Gazi Mustafa Kemal Atatürk’ün dönemin İktisat Vekili (Sanayi ve Ticaret Bakanı) Celal BAYAR’a verdiği talimat ve ısrarı ile Turhal'a şeker fabrikası kurulması için İş Bankası ve Ziraat Bankalarına ait 3.000.000 TL sermayeli Turhal Şeker Fabrikası T.A.Ş. adlı şirket kuruldu. Turhal Şeker Fabrikası'nın temeli dönemin İktisat Vekili (Sanayi ve Ticaret Bakanı) Celal BAYAR tarafından 7 Ekim 1933 tarihinde atıldı. 1934 Şubat'ında montajı başlayan fabrika, 9 ay gibi çok kısa bir sürede bitirilerek devrin Başvekili İsmet İNÖNÜ tarafından 19 Ekim 1934 yılında hizmete açılmıştır.
Eskişehir Şeker Fabrikasının kuruluşu başarılı çalışmalarından dolayı 1934 yılında Turhal Şeker Fabrikasının kurulması görevi genç mühendis Muammer TUKSAVUL'a verilmiştir. TUKSAVUL, Turhal Şeker “Doğu’dan Batı’ya” adlı anı kitabında Turhal Şeker Fabrikasının kuruluş hikayesini anlatır.

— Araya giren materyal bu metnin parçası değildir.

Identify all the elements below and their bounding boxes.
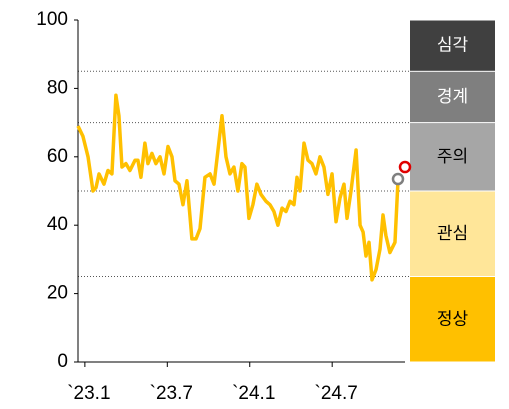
y-tick-label: 0 [57,351,68,372]
highlight-point [391,172,405,186]
zone-label: 경계 [437,87,468,107]
x-tick-label: `24.1 [232,383,275,404]
x-tick-label: `23.1 [67,383,110,404]
y-tick-label: 20 [47,283,68,304]
zone-label: 주의 [437,147,468,167]
zone-band [410,71,495,123]
zone-label: 정상 [437,309,469,329]
y-tick-label: 60 [47,146,68,167]
zone-band [410,191,495,276]
y-tick-label: 80 [47,77,68,98]
x-tick-label: `23.7 [150,383,193,404]
zone-band [410,123,495,191]
zone-band [410,20,495,71]
zone-band [410,277,495,362]
series-line [76,93,400,282]
y-tick-label: 100 [36,9,68,30]
x-tick-label: `24.7 [315,383,358,404]
y-tick-label: 40 [47,214,68,235]
zone-label: 관심 [437,224,468,244]
highlight-point [398,160,412,174]
zone-label: 심각 [437,36,469,56]
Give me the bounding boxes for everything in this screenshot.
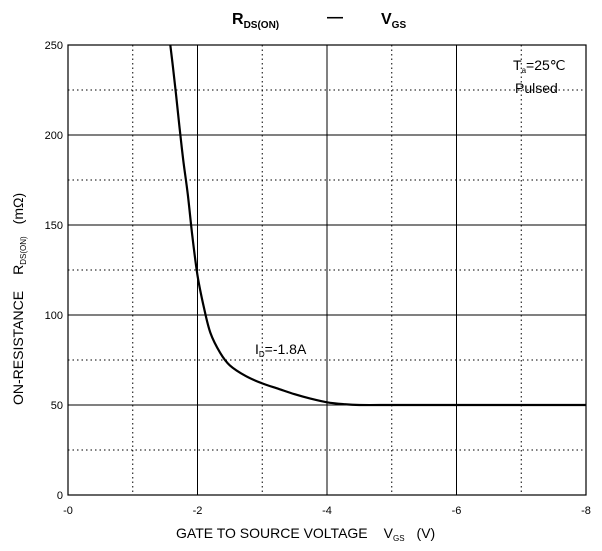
condition-pulsed: Pulsed <box>515 80 558 96</box>
chart-title-separator: — <box>327 9 343 26</box>
grid-major <box>68 45 586 495</box>
y-tick-label: 200 <box>45 130 63 142</box>
series-line <box>169 44 586 407</box>
chart-title-right: VGS <box>381 11 406 31</box>
y-tick-label: 0 <box>57 490 63 502</box>
x-tick-label: -4 <box>322 505 332 517</box>
x-tick-label: -6 <box>452 505 462 517</box>
y-tick-label: 50 <box>51 400 63 412</box>
y-tick-label: 250 <box>45 40 63 52</box>
x-tick-labels: -0 -2 -4 -6 -8 <box>63 505 591 517</box>
curve-label: ID=-1.8A <box>255 341 307 359</box>
y-tick-labels: 0 50 100 150 200 250 <box>45 40 63 502</box>
condition-temperature: Ta=25℃ <box>513 57 566 75</box>
plot-frame <box>67 44 587 496</box>
x-tick-label: -2 <box>193 505 203 517</box>
y-axis-label: ON-RESISTANCERDS(ON)(mΩ) <box>10 193 28 405</box>
chart-title-left: RDS(ON) <box>232 11 279 31</box>
grid-minor <box>68 45 586 495</box>
x-tick-label: -0 <box>63 505 73 517</box>
x-axis-label: GATE TO SOURCE VOLTAGE VGS (V) <box>176 525 435 543</box>
y-tick-label: 150 <box>45 220 63 232</box>
x-tick-label: -8 <box>581 505 591 517</box>
y-tick-label: 100 <box>45 310 63 322</box>
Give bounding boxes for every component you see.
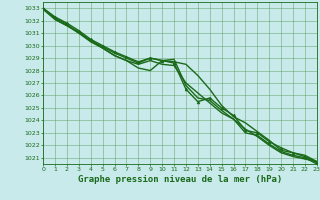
X-axis label: Graphe pression niveau de la mer (hPa): Graphe pression niveau de la mer (hPa) bbox=[78, 175, 282, 184]
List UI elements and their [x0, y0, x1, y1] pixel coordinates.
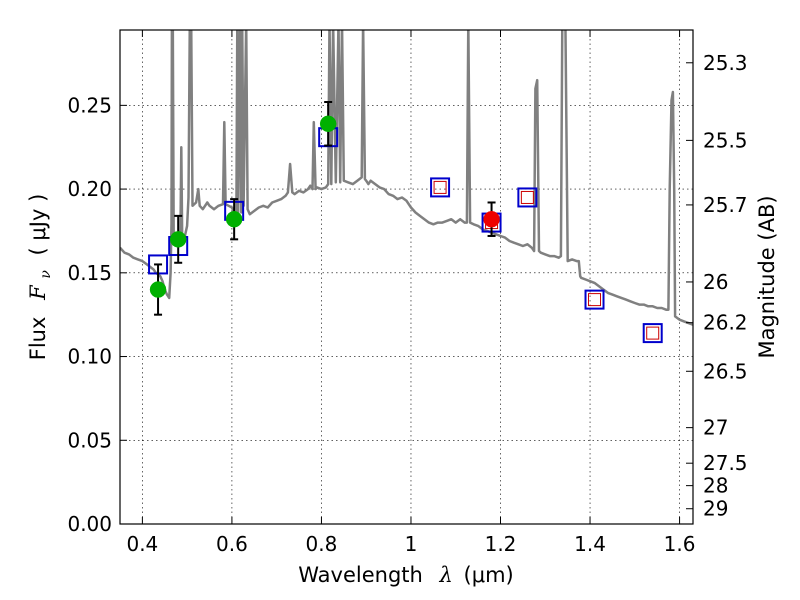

Dünya Gazetesi köşe yazarı Tamer MÜFTÜOĞLU, "Girokrat hikayeleri" başlıklı yazısında TUKSAVUL'un o dönemki anılarını şu ifadelerle paylaşıyor okuyucusuyla;
"Muammer Tuksavul ilk deneyimini Eskişehir Şeker Fabrikasının yapımında gerçekleştirir. Bu fabrikanın yapımında önemli tecrübeler kazanan Tuksavul’un kendine olan güveni artmıştır.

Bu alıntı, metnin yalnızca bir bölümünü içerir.